The speedway followers of that time found other pursuits, but the sport and Australia's pursuit of speed refused to die. Speedway is no longer a mainstream sport in Australia, but the old Parramatta Speedway has for decades under various names been a popular rev-head haunt - in particular for fans of sprint cars.
Other dirt-track venues are dotted around the country, while motorcycle speedway will return to Etihad Stadium in Melbourne for the final round of the World Speedway Grand Prix in October. The field is scheduled to include Australia's 2012 world champion speedway rider Chris Holder.
Australia's fascination with speed, ranging from Formula 1, V8 Supercars and Bathurst, hot rods, billy cart races to the pursuit of world speed records continues.
As a 60s child, one can never forget how British driver Donald Campbell's quest for the water and land world speed records in the Bluebird enraptured Australia, in particular during his successful pursuit of the land speed record on Lake Eyre in South Australia in 1964. Campbell's campaign was almost as big as The Beatles' visit to Adelaide the same year.
A Bluebird replica model car was pride of place in the bedrooms of so many Australian kids, and I never got over the fact that one of my cousins stole mine during a sleepover.
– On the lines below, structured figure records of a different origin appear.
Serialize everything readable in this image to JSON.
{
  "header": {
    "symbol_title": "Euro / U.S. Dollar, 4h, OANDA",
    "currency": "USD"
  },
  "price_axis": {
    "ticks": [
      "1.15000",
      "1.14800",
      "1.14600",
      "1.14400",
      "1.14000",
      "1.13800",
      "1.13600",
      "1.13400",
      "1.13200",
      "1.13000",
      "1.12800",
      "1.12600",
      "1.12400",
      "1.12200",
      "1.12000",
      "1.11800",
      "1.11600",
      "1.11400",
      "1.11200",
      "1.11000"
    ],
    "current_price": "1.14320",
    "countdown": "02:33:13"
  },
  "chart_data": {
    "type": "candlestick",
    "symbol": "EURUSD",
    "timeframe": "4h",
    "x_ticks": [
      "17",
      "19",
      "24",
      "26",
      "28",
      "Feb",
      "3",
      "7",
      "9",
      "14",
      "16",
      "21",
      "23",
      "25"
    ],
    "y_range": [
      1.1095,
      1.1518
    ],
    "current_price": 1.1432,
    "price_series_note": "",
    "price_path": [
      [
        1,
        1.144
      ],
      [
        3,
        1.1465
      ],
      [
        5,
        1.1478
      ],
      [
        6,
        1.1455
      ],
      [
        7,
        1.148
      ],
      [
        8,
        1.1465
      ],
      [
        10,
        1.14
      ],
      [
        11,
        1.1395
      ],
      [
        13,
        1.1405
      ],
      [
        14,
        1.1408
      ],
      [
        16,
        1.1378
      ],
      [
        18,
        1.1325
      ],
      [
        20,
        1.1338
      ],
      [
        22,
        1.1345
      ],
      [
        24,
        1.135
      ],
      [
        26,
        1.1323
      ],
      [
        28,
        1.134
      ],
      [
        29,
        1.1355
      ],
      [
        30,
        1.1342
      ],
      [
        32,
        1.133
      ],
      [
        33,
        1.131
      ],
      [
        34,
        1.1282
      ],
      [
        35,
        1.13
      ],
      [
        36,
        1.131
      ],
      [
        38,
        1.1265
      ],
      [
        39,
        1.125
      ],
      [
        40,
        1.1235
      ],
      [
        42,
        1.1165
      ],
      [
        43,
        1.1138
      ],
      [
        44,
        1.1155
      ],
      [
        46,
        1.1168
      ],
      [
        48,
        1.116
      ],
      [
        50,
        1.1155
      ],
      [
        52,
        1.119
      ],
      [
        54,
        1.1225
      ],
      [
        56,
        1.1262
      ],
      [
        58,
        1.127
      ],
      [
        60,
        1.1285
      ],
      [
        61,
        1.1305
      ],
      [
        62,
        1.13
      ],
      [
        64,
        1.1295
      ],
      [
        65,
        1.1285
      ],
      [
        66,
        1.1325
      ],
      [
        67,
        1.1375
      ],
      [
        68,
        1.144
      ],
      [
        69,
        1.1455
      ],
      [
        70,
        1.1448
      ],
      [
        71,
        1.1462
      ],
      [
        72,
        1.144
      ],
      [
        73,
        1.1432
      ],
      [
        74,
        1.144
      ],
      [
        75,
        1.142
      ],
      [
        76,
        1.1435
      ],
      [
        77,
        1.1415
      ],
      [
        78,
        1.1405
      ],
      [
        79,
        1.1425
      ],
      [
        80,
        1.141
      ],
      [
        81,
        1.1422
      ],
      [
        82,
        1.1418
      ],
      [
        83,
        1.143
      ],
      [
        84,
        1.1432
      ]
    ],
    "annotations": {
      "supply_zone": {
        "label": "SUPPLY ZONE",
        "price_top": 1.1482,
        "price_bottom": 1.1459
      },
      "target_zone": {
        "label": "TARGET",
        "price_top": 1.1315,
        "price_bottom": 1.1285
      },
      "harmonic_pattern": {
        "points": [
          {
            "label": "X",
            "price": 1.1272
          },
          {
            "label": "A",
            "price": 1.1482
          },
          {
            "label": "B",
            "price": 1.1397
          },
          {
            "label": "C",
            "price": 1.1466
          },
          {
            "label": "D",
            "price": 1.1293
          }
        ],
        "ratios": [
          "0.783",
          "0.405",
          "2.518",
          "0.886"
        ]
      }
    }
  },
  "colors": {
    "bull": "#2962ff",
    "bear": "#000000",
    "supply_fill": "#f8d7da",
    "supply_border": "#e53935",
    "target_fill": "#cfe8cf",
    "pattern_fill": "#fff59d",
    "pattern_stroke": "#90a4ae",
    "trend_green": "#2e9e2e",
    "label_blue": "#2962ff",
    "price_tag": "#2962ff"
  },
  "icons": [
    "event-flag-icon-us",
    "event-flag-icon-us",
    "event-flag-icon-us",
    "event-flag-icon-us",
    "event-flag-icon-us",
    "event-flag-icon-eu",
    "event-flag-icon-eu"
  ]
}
Campbell, like Garlick, was killed while pushing the boundaries; he died in 1967 on Coniston Water, Cumbria, England, when the Bluebird flipped and crashed at a speed of more than 300 mph. His body wasn't recovered for another 34 years.
Campbell's grave in Cumbria is impressive. But the best tribute to those prepared to risk all in their fixation to push the boundaries remains Garlick's. His monument is well worth a visit. A salute to speed.